La Sala Apolo se ha convertido este sábado en un experimento en esta nueva era postcovid. La discoteca, situada en la avenida Paral·lel, ha reabierto sus puertas pasadas las 17.00 horas para ofrecer un concierto a 500 voluntarios que, por la mañana, habían sido testados para un ensayo sobre el coronavirus del Hospital Germans Trias i Pujol y la Fundación Lucha contra el Sida.

La intención es que esta iniciativa sirva para validar los test rápidos de COVID-19 como estrategia para posibilitar la celebración de conciertos en los próximos meses, con mascarillas, pero sin que los asistentes tengan que guardar distancia entre ellos.

TEST DE ANTÍGENOS

En principio, los organizadores querían que fueran 1.000 las personas que pudieran asistir al concierto, pero, finalmente, el Procicat sólo ha autorizado que fueran la mitad de ellas las que estén hasta las 22.00 horas en el local, con actuaciones que ha iniciado Marta Salicrú DJ y continuarán Renaldo & Clara, Mujeres y Unai Muguruza.

A través de diferentes cuentas de Twitter, algunos de los participantes en el ensayo han explicado que durante la mañana, en la cercana plaza de La Xemeneia, les han hecho un test de antígenos con una muestra de saliva y una PCR.

Vista de la seguridad en los accesos a la Sala Apolo en Barcelona antes del concierto / EFE



Vista de la seguridad en los accesos a la Sala Apolo en Barcelona antes del concierto / EFE

Al cabo de unos quince minutos les han enviado el resultado del test de antígenos y, más tarde, han recibido un SMS en el que les citaban para poder entrar a partir de las 17.00 horas en la sala. Antes de acceder, les han tomado la temperatura, les han hecho poner una mascarilla FFP2 y han comprobado que tuvieran instalada la app RadarCovid. A la vez, les han recordado que el día 20 de diciembre deberán hacerse otro PCR.
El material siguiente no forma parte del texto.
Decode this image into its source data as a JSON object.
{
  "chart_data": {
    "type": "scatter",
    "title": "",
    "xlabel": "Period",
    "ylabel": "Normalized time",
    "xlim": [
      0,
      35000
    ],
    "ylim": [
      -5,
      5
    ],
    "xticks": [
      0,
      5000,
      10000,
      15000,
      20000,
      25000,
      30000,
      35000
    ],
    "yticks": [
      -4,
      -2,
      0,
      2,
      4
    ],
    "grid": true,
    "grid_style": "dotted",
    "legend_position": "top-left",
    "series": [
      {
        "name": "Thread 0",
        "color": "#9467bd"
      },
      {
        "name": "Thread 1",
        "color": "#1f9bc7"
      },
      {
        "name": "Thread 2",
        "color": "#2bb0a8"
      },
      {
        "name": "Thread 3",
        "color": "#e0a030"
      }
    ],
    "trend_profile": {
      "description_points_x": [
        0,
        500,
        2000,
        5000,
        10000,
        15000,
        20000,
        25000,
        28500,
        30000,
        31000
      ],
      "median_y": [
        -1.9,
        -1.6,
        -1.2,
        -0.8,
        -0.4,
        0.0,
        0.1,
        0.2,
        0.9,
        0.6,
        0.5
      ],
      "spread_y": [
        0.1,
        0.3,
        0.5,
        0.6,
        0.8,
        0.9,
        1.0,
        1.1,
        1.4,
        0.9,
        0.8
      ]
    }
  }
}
Otro grupo de voluntarios, que también han sido testados por la mañana, no irá al concierto y, de esta manera, se comprobará cómo será el nivel de contagio entre los que han accedido al local y los que no.

CONCIERTO CON MASCARILLA

En el interior del Apolo, según las fotografías que algunos de los participantes muestran a través de las redes sociales, han podido seguir la música de pie, mientras que otros han aprovechado para sentarse en diferentes mesas en la zona de la barra de bar.

Estos voluntarios, la mayoría de ellos jóvenes, han coincidido en mostrar su alegría por poder volver a escuchar música en directo, aunque sea sin que puedan bajarse la mascarilla, excepto en el momento de beber.

ENTORNOS SEGUROS

Con este trabajo se pretende demostrar que se pueden crear entornos seguros para la celebración de eventos físicos en espacios cerrados y abiertos sin distancia social.

El jefe del Servicio de Enfermedades Infecciosas del Hospital Germans Trias i Pujol, Bonaventura Clotet, ha señalado hoy que si la prueba del Apolo tiene éxito, este mismo mecanismo de control se podría trasladar a acontecimientos más grandes, puesto que se demostraría que el test previo a la entrada y el cumplimiento de las medidas de seguridad evitan el riesgo de contagio.

La Asociación de Festivales de Música-FMA se ha sumado a la iniciativa impulsada por el festival Primavera Sound, la Fundación Lucha contra el SIDA y las enfermedades infecciosas y el Hospital Universitario Germans Trias i Pujol de Badalona (Barcelona) para reactivar el sector de la música en vivo.